Flatland deer love to hang out near swamps. For a private honeymoon, a doe will lead a buck out into a swamp and find a hump of dry ground.

[2] Points

Field corners see a lot of deer activity; points, not so much. That’s why a doe will lead a buck here—to a quiet spot where she can keep an eye on surrounding fields.

[3] Chase-Place Fringes

During the pre-rut, bucks and does use traditional chasing grounds to display and eyeball potential mates. Find these, and then walk the perimeter, glassing the closest semithick cover where a pair might retreat as the pre-rut merges into the rut.

[4] Islands of Cover

An isolated patch of brush, grass, or cattails in an otherwise open field is a classic mating nest. And it’s usually surrounded by leftover crops so the couple can nibble when not breeding.

[5] Big-Woods Bowls

Does in the timber love to run their mate playfully down into woody depressions between 40 and 80 yards wide and then back up the sides. Eventually, they will settle back down into the bowl for breeding.

RELATED: Five Tips For Finding And Hunting Sanctuary Areas

[6] Pond Dams

Every year I find a mature buck and doe using the thicket below my largest pond. The wet drainage area nurtures lots of weeds, brush, and secondary foods, and they seem to like the structure itself, occasionally venturing up on the dam to survey the surroundings.

[7] Grassy Clumps

You won’t find a breeding pair in a large field of switchgrass; too many does bed there, and it’s a favorite pre-rut chasing ground. But a small patch of grass separate from the main field—that’s your spot.

[8] Cedar Clusters

Look for very small cedar pockets apart from other cover but close to pre-rut display areas. Most won’t produce, but the few that do make the search worth it.

[9] Actual Islands

Just as they’ll use an island of brush in a field, mating deer will sometimes wade or swim out to a real island for seclusion. Use a boat or chest waders to reach them.

[10] Blowdowns

A small tree won’t cut it, but when a mature oak falls in open woods, it provides browse, cover, and structure that attracts mating deer.

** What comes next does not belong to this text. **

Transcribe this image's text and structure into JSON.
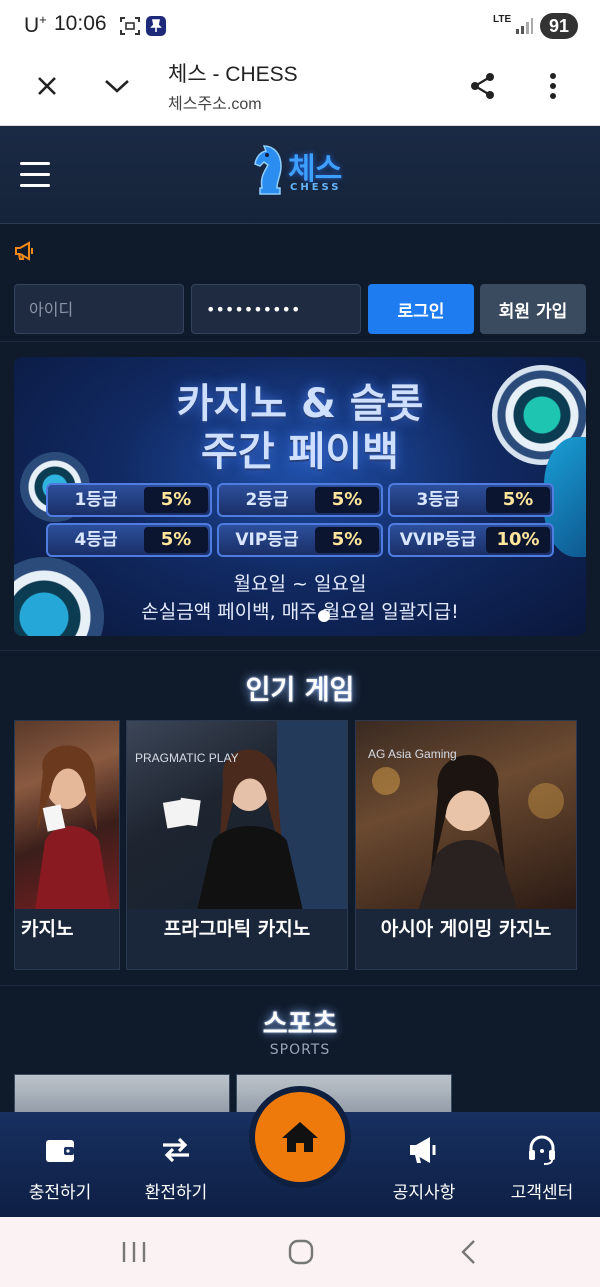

If a storm knocks several such trees down into an isolated cluster, odds are excellent that you’ll find a doe and a big buck tending her.

BONUS TIP: Empty Nests

You can confirm that you’ve found a breeding nest even if your binoculars tell you that it’s not occupied. Carefully move in, ready to shoot, and look for large- and medium-size tracks together, two beds in close proximity, and halfhearted scrapes and rubs where a buck pawed soil and thrashed bushes between breeding sessions. Mark the spot. It may not hold deer today, but it might tomorrow. —G.A.